Vogelfütterung

Vogelfütterung



Die Fütterung von Vögeln lässt uns Tiere aus nächster Nähe beobachten und ist besonders für Kinder sehr interessant. Die Tiere bekommen vor allem im Winter die Kälte sehr zu spüren und benötigen dadurch meist mehr Futter als im Sommer. Gerade bei geschlossener Schneedecke und vereisten Bäumen finden Vögel kaum Futter. Doch auch bei der Vogelfütterung sind einige Dinge zu beachten:

 

Der Schnee ist da – Futterzeit

Vögel sollten erst bei Frost und Schnee das Futter angeboten bekommen, damit sie sich, solange wie möglich, ihr Futter selbst suchen. Bei gemäßigten Temperaturen (über 5 Grad minus) sollte das Nahrungsangebot zumeist ausreichend sein. Wenn Sie mit der Fütterung begonnen haben, muss dies regelmäßig geschehen, da Vögel sich an Futterplätze gewöhnen.

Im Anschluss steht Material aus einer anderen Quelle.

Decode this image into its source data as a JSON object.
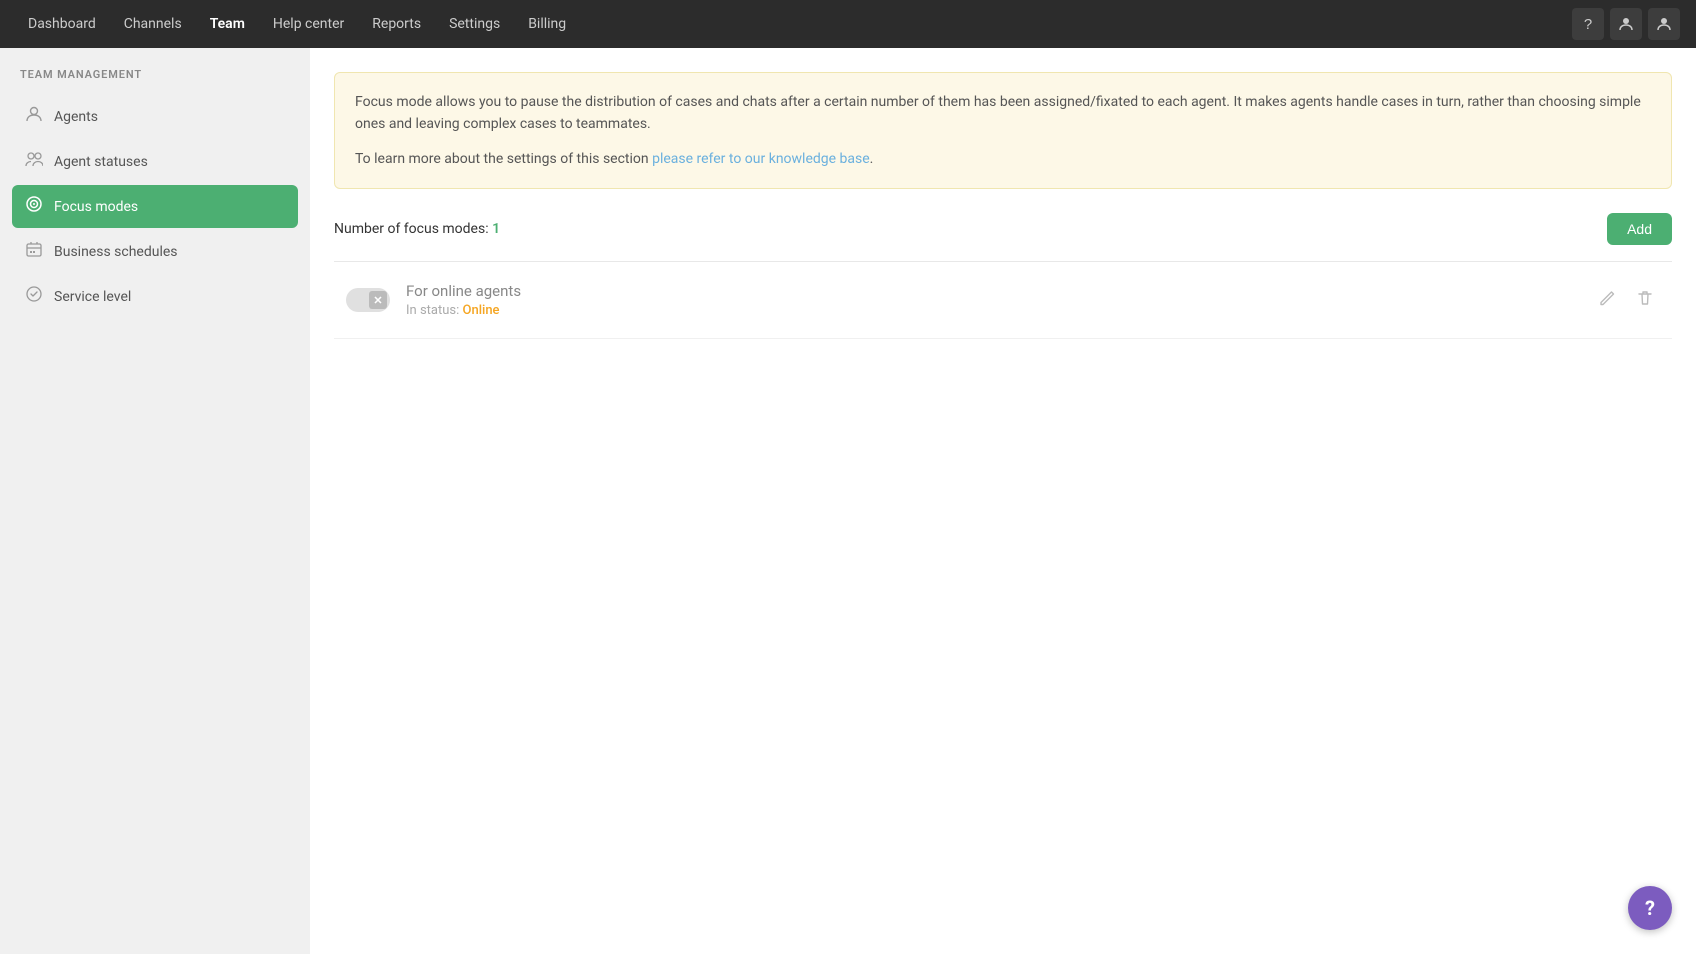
{
  "nav": {
    "links": [
      {
        "id": "dashboard",
        "label": "Dashboard",
        "active": false
      },
      {
        "id": "channels",
        "label": "Channels",
        "active": false
      },
      {
        "id": "team",
        "label": "Team",
        "active": true
      },
      {
        "id": "help-center",
        "label": "Help center",
        "active": false
      },
      {
        "id": "reports",
        "label": "Reports",
        "active": false
      },
      {
        "id": "settings",
        "label": "Settings",
        "active": false
      },
      {
        "id": "billing",
        "label": "Billing",
        "active": false
      }
    ],
    "icons": {
      "help": "?",
      "user": "👤",
      "dropdown": "▾"
    }
  },
  "sidebar": {
    "title": "TEAM MANAGEMENT",
    "items": [
      {
        "id": "agents",
        "label": "Agents",
        "icon": "👤",
        "active": false
      },
      {
        "id": "agent-statuses",
        "label": "Agent statuses",
        "icon": "👥",
        "active": false
      },
      {
        "id": "focus-modes",
        "label": "Focus modes",
        "icon": "🎯",
        "active": true
      },
      {
        "id": "business-schedules",
        "label": "Business schedules",
        "icon": "🗂",
        "active": false
      },
      {
        "id": "service-level",
        "label": "Service level",
        "icon": "⚙",
        "active": false
      }
    ]
  },
  "main": {
    "info_text_1": "Focus mode allows you to pause the distribution of cases and chats after a certain number of them has been assigned/fixated to each agent. It makes agents handle cases in turn, rather than choosing simple ones and leaving complex cases to teammates.",
    "info_text_2": "To learn more about the settings of this section ",
    "info_link_text": "please refer to our knowledge base",
    "info_text_end": ".",
    "section_label": "Number of focus modes:",
    "count": "1",
    "add_button": "Add",
    "focus_modes": [
      {
        "id": "for-online-agents",
        "name": "For online agents",
        "status_label": "In status:",
        "status_value": "Online"
      }
    ]
  },
  "help_fab": "?"
}
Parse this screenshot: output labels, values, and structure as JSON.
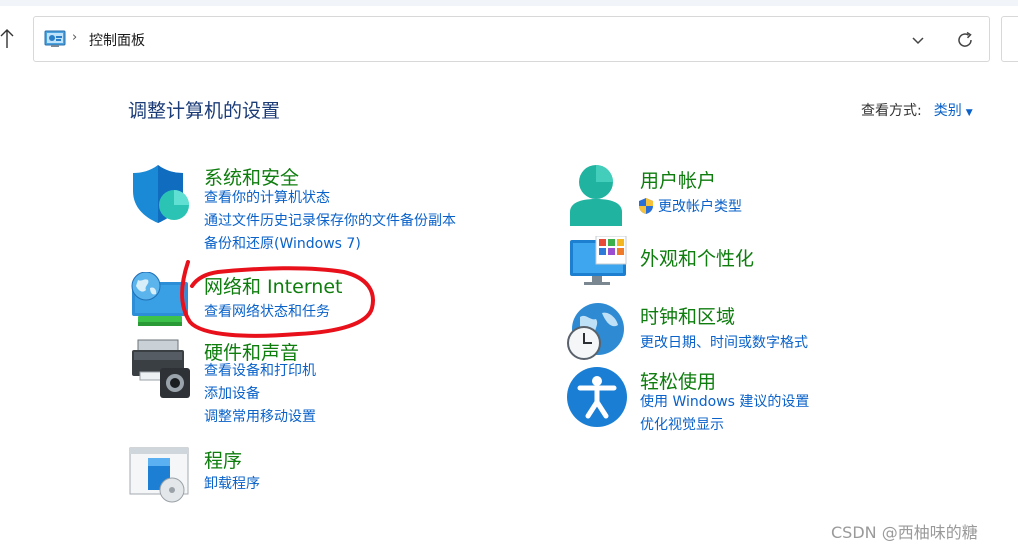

Am besten füttern Sie immer in kleinen Portionen und füllen das Futter alle 2-3 Tage auf. Dadurch verringern Sie die Gefahr der Krankheitsübertragung und Fäulnis des Futters. Sobald die Temperaturen steigen, sollten Sie die Fütterung einstellen. Das Wintervogelfutter ist für diese Zeit ungeeignet. Jedoch gibt es auch die Möglichkeit, Wildvögel ganzjährig zu füttern. Hierfür gibt es spezielle Ganzjahresfutter, über die Sie sich gern in Ihrem bauSpezi informieren können.

 

Futterstellen

Vorsicht vor Krankheiten

Im bauSpezi Baumarkt können Sie verschiedene Arten von Futterplätzen für Vögel kaufen. Darunter befinden sich Futterspender, Vogelhäuser, Futterglocken sowie Knödel, Kolben oder Futterringe. Ein Futterspender ist zumeist gut geeignet, da er nicht durch Kot der Vögel verunreinigt werden kann. Zudem bleibt dort das Futter vor Wind, Regen oder Schnee sicher und wird somit nicht durchnässt und kann nicht verderben. Bei Fett-Körner-Mischungen, wie den Knödeln, Kolben oder Ringen, bleibt das Futter durch den Talg geschützt. Ein Vogelhaus sollte öfters gereinigt werden, um eine gewisse Hygiene zu gewährleisten und die Vögel keine Krankheiten bekommen. Die Futterstelle sollte, möglichst gut geschützt vor Katzen etc., angebracht werden.

Die Futterstelle sollte so angebracht werden, dass die natürlichen Feinde der Vögel nicht heran kommen. Um Verletzungen vorzubeugen, sollte zu Fenstern ein Mindestabstand von zwei Metern eingehalten werden.

 

Futter – Körner oder Weichfutter

Auch für Vögel gibt es unterschiedliche Futterarten. Zum einen gibt es die Weichfutterfresser. Hierzu gehören beispielsweise Amsel, Star oder Rotkehlchen. Diese Vögel suchen ihre Nahrung bevorzugt am Boden. Für Sie eignen sich Haferflocken, Mohn, Rosinen und Obst. Mischfutter wird von Weichfutterfressern gerne angenommen. Zum anderen gibt es die „Allesfresser“. Hierzu zählen Meisen oder Spechte. Die Körnerfutterfresser haben meist einen härteren Schnabel und bevorzugen Sonnenblumenkerne, Hanf oder Sämereien aus Futtermischungen. Für alle Vögel eignen sich Fett-Körner-Mischungen.